When you go to a support forum you should've already got past Step 3, at the minimum. Nobody will want to help you, or be able to help you, if you can't give them a good description of the problem, including your hardware/OS configuration and some relevant lines of code. Start a topic when you think you can describe the problem intelligently and pick a descriptive subject line for the message
- Shouting the solution into existence
If you think it's somebody else's fault, especially early in the process, at least talk to them in a civil fashion. Physicians and neuroscientists have been studying the phenomena but are now certain that shouting, exhorting, pleading and emphasizing the severity and dire consequences of an emergency have no positive impact on the problem-solving centers of the brain. Even if Democracy itself was under threat, being loudly and annoyingly emphatic will not summon the fix into existence, no matter how much brute willpower the technician can muster
Miscellaneous bugs I've fixed recently
- Duplicate filenames? But they include a timestamp!

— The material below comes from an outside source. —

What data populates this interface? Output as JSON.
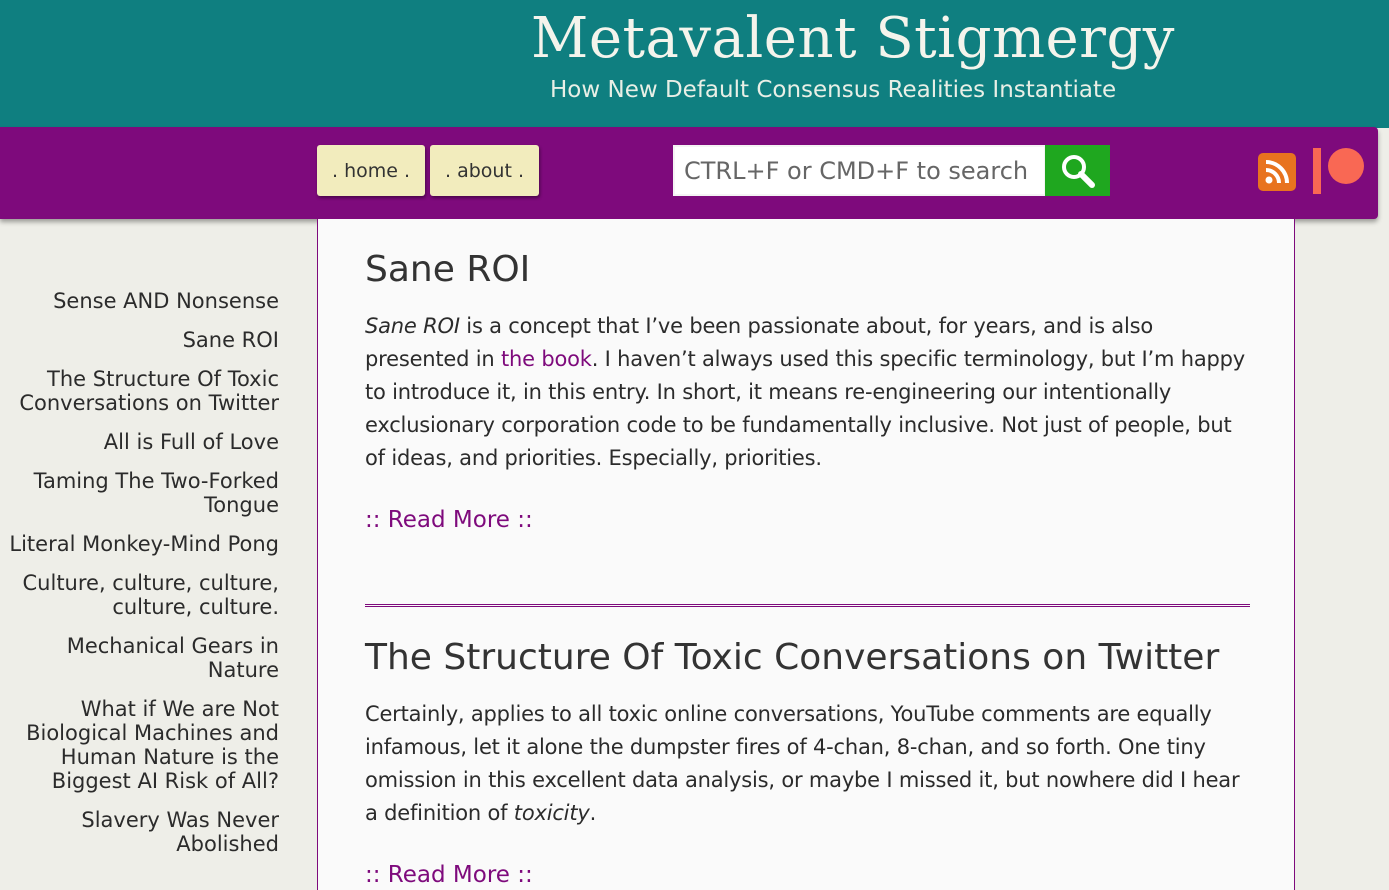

Mysterious problem with files being generated twice. Further investigation: the files don't have the same contents. That's strange, they should always have a unique filename because the template includes the date and time formatted as "yyMMddhhmmss". Step 9, Look at the correlations: the first file was generated at 4:30am, and the dupe filename was generated at 4:30pm the same day. Coincidence? Nope, because "hh" in a time formatting string means 12-hour clock values. Doh! Changed template to "yyMMddHHmmss", bug fixed.